Carroll also said undrafted free agent running back Tre Madden of USC will continue to get a lot of work at fullback. And then there is Tupou, who played defensive tackle at Washington but is being transitioned to fullback by the Seahawks.
Carroll did not mention Brandin Bryant, who also has been listed as a fullback, but is now apparently solely a defensive tackle, the spot he played during last week’s OTA.
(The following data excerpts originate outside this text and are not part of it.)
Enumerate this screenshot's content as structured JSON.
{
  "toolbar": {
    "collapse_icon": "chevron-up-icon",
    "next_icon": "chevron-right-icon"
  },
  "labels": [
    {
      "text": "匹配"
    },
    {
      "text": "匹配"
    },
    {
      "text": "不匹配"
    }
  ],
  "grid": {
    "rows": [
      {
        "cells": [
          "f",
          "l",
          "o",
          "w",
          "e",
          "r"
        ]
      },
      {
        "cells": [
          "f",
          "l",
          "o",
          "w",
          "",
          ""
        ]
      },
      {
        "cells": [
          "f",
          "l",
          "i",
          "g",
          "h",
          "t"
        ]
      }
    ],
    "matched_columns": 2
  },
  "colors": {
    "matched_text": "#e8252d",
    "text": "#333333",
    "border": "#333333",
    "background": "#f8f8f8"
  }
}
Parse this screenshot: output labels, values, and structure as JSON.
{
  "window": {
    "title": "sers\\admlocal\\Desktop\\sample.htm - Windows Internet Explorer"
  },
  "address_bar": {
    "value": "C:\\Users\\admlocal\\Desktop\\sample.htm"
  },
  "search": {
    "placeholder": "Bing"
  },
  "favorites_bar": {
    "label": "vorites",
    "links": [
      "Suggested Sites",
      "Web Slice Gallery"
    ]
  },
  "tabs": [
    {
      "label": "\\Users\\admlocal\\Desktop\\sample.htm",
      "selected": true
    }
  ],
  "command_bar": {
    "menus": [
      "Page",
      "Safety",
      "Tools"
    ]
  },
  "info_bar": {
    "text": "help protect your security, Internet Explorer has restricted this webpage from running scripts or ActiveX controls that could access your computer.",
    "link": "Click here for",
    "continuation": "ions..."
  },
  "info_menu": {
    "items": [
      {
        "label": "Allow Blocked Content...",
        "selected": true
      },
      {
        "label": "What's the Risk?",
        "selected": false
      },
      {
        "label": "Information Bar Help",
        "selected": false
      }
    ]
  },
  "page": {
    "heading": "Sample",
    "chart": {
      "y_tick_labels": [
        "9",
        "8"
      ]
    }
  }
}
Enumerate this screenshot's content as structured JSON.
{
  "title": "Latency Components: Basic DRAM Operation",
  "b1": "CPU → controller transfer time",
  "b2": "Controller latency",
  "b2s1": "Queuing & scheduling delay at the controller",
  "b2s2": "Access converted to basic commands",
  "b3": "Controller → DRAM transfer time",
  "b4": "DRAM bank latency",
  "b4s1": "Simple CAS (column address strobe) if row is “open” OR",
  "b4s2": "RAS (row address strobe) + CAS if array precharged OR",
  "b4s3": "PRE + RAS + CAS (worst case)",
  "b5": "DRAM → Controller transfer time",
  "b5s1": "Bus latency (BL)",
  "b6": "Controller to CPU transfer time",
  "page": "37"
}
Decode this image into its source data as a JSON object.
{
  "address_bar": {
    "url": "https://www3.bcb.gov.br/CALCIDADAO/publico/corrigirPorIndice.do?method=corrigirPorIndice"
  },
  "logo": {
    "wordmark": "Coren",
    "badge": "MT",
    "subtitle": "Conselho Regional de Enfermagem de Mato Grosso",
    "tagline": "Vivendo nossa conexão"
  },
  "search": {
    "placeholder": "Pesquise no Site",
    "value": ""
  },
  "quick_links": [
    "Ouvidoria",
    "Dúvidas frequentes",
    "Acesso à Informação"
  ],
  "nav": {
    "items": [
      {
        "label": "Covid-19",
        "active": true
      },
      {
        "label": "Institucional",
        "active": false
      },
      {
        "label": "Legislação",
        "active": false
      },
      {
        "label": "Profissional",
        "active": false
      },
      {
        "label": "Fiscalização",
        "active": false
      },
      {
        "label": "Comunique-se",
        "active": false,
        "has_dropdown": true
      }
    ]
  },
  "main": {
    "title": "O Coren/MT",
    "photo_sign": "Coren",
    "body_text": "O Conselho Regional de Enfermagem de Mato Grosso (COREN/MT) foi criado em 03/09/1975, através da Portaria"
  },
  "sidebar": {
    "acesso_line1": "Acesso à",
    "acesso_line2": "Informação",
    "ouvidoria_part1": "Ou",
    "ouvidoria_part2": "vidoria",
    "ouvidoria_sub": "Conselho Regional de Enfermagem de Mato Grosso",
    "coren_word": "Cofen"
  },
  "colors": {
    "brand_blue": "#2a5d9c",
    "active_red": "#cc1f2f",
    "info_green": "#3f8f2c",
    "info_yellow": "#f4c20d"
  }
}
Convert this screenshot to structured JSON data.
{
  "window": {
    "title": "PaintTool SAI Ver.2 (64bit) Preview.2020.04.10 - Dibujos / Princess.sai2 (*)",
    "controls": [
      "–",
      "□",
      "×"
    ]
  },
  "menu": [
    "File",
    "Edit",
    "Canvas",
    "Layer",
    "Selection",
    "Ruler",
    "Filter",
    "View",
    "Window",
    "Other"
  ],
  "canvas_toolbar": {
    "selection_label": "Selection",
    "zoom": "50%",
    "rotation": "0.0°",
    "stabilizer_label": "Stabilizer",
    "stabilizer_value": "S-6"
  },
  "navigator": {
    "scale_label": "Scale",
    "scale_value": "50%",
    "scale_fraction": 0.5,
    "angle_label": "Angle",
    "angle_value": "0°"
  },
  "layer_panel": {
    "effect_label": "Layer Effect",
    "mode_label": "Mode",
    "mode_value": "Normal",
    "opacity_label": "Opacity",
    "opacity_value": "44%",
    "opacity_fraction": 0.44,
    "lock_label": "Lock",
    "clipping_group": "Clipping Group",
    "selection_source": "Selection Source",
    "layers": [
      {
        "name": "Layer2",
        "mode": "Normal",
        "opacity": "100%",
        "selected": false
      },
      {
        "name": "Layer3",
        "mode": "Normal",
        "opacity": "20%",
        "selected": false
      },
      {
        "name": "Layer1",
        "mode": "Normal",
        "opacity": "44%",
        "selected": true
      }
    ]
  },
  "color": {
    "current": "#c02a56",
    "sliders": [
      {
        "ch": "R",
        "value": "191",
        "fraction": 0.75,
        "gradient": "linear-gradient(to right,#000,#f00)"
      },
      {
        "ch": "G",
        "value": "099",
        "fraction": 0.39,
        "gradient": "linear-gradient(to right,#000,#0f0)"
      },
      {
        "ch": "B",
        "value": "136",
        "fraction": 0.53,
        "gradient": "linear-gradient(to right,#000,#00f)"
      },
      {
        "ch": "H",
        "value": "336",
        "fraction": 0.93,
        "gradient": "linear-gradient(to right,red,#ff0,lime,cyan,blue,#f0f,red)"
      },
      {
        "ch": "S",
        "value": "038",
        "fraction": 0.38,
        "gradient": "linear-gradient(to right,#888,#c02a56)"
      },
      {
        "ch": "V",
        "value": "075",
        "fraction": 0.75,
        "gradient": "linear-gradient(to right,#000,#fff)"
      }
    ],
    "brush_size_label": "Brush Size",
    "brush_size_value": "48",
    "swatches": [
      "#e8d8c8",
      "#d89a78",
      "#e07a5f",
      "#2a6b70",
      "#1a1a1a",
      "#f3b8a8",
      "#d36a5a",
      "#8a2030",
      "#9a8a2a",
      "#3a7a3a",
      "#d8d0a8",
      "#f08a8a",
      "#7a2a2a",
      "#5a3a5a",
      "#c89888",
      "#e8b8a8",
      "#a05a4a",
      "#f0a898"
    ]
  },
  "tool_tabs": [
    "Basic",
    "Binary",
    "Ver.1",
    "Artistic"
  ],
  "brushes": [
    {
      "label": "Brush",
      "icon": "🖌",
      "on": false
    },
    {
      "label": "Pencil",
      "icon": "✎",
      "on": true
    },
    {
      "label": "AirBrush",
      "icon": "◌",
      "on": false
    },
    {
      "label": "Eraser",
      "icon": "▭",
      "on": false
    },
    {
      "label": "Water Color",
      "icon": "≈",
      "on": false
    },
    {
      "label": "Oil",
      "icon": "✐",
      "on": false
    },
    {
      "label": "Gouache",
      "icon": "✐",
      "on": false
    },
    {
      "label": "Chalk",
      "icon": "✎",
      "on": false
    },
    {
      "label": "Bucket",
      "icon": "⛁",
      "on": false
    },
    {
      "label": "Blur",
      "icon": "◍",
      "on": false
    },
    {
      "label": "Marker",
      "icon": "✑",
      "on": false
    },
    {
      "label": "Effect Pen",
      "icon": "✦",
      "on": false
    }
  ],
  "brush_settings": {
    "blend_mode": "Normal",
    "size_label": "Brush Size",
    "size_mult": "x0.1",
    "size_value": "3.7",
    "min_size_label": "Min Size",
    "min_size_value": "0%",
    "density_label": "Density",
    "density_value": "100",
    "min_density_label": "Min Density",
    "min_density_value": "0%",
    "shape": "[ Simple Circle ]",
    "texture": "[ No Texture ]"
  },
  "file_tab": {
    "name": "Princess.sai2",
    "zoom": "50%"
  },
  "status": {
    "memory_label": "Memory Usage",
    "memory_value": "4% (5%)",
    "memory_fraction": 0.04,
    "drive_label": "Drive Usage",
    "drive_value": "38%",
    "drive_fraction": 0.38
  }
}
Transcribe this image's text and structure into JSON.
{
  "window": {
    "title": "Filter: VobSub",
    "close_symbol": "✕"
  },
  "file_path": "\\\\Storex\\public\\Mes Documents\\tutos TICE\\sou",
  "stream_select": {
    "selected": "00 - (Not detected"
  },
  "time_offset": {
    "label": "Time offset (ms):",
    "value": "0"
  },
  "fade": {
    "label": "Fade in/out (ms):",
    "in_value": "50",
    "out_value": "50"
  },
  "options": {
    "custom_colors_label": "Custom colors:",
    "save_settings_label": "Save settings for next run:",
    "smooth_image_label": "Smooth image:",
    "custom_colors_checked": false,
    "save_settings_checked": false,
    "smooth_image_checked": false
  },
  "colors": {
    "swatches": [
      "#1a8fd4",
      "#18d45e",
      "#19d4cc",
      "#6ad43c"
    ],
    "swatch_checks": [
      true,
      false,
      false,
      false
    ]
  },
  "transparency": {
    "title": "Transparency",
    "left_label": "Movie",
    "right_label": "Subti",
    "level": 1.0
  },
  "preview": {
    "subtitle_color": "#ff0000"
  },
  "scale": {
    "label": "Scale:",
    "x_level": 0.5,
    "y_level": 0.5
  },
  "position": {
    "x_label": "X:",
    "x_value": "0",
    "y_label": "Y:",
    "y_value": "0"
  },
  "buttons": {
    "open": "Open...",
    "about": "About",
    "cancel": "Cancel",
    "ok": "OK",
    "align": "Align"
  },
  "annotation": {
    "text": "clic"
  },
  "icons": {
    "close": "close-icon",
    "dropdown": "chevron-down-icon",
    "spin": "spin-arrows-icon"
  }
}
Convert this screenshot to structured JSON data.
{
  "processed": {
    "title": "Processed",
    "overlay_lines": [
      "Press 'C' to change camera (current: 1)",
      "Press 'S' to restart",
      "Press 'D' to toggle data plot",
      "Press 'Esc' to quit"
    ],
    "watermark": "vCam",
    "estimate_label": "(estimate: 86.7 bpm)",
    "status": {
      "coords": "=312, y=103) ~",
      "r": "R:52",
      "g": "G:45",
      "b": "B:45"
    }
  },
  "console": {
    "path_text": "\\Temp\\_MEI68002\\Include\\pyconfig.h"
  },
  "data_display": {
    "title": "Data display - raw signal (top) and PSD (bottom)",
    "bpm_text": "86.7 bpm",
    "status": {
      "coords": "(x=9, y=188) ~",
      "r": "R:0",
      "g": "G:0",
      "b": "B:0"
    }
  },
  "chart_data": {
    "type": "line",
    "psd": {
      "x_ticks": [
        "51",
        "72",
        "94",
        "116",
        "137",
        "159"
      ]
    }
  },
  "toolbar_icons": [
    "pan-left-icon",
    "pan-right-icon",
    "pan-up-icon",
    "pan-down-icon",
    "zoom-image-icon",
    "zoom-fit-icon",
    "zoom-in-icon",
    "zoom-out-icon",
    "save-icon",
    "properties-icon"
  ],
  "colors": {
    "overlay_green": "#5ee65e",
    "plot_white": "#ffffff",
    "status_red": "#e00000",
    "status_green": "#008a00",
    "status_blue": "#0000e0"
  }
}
Said Carroll about the fullback spot: “Brandon Cottom is an unusual player. He was a tailback in college (at Purdue) so he has good instincts about running the football. He’s got excellent hands and he’s played some tight end for us too and he’s 270 pounds. So it’s an unusual package. He’s learning the spot, just like we have taught other guys over the years. Tre Madden has done a really nice job. He’s a very versatility football player. He’s tough, a good special teams guy. He’s done all the kinds of things hat you like out of the spot. Not quite as big (listed at 6-foot, 223) but he looks well-equipped. He’s going to be right in there battling. And Tupou, he’s a monster of a guy in there (6-1, 284). So we have seen how those guys fit so it’s a nice variety of guys at this point.’’
Special teams also will likely be a big factor in whether any of the three can make the final 53-man roster. Coleman was one of Seattle’s special teams standouts the last three seasons and played 57 percent of special teams snaps last season, fifth-most on the team and most of any offensive player (Tukuafu also had some regular special teams roles and played 18 percent of ST snaps).
The addition Nick Vannett as more of a blocking tight end also could mean the Seahawks could devise ways to have him handle what has often been asked of the fullbacks the last few years.
The goal right now for each of the three fullbacks is to create a tough decision for the Seahawks come cutdown time. A usual number of running backs to keep on a roster is five, which is what the Seahawks had at the beginning of last season (that rose to six later in the year when injuries hit).
With Thomas Rawls and Christine Michael back and Seattle having drafted three tailbacks, there already could be something of a logjam in the backfield.
But for the Seahawks, the more options the better as they put together their first opening day backfield without Marshawn Lynch since 2010.